Thanks for any clarifaction. :)
 
Last edited:
2 "parts" of the curcuit the regulator thing that controls the total max current, and the PWM levels adjustor thing which switches the led on and off. (both items can be combined as a single control item)

with the levels, which is done with a microcontroller type of chip that "pulses" the mosfets (switches) on and off (completly) , that is PWM (pulse width modulation).
with PWM the current you read with your usual DMM is an "averaged" current, and it can be quite far off too. if you switch your DMM to AC you will see it displaying AC current too, because of the chopped DC.

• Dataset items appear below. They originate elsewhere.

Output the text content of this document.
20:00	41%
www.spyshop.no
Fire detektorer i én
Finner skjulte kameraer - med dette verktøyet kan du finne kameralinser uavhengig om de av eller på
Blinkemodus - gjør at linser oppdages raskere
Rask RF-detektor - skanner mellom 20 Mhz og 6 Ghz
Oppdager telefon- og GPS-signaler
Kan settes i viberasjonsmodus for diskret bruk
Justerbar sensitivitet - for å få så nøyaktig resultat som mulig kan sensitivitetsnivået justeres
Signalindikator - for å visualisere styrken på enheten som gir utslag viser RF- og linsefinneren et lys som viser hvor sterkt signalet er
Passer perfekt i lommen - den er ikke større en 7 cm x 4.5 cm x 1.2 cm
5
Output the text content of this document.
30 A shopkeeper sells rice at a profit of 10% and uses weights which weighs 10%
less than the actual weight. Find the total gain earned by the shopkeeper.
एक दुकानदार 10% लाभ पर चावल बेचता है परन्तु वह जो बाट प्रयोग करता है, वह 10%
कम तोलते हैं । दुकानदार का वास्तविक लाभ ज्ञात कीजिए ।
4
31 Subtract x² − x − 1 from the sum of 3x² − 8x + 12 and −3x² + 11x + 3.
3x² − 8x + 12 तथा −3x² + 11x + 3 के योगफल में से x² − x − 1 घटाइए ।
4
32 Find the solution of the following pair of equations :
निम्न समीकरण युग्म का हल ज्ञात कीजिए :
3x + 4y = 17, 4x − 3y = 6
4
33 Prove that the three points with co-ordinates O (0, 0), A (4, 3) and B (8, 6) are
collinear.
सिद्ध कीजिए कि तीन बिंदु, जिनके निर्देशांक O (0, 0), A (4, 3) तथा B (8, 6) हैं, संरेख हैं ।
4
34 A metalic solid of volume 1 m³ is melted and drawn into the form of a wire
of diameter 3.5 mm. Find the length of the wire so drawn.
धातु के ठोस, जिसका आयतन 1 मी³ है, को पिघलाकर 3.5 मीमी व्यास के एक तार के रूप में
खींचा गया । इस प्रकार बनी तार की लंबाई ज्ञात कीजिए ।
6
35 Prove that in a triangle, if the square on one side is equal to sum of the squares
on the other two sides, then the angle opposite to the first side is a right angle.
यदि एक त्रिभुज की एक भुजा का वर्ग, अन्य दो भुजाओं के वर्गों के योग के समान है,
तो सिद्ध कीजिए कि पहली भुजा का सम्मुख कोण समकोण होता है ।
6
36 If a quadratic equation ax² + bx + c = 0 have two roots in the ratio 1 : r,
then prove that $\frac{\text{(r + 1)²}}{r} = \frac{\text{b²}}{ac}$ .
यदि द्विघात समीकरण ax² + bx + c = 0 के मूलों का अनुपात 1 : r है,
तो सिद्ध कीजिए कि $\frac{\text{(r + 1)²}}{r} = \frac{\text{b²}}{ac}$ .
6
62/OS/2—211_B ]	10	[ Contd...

so with the PWM type Levels control, the LEd is pulsed on and off , and that is what makes it look dimmer to our eyes which average it out, and why we dont really know any facts with the DMM either.

Ahh pictures
.......................................... and averaged its _____
------------------------------ and averaged its ____________
__________________________ and averaged its __________________________

^ thusly, the led is on at the same current, but just not all of the TIME.
because its not on all the time, it indeed uses less Total current (per hour).


you gotta have a scope thing to read the actual stuff on the PWM.

there DOES exist current control in lights and drivers, but its par for them to use PWM.

Averaged pulses to the led over the voltage for the led still slowly damage the led, but the HEAT is removed between pulses , so it helps the heat situation, but an overdrive still hits the little molecular gate thingees.

umm, ask newbie :) he knows this stuff for real.
 
Last edited:
Funny you should mention Newbie, I was just thinking about him.

I didn't think about PWM mostly because the light does not flicker on the fan (yes, that's how I check for PWM) like other lights. Even on low there's no change I can detect.

Thanks for the info :thumbsup:
 
i dont build these things but a simple capacitor added to a PWM curcuit would totally average out the pulses things, and become actual current control.
the only caveat would be capacitors dont charge and discharge forever, they have a failure possibility . then there are much better capacitors than the 4cent ones they would put in these :).

if the curcuit will still operate correctally, a good small cap in there would "fix" the pwm and make it great , and some of the drivers have them already or use them for making thier dc. potentially a modder could just toss one in if they have the room, and "improve" the design, and the way the led is driven. it would even improve the output of the led during pulsing.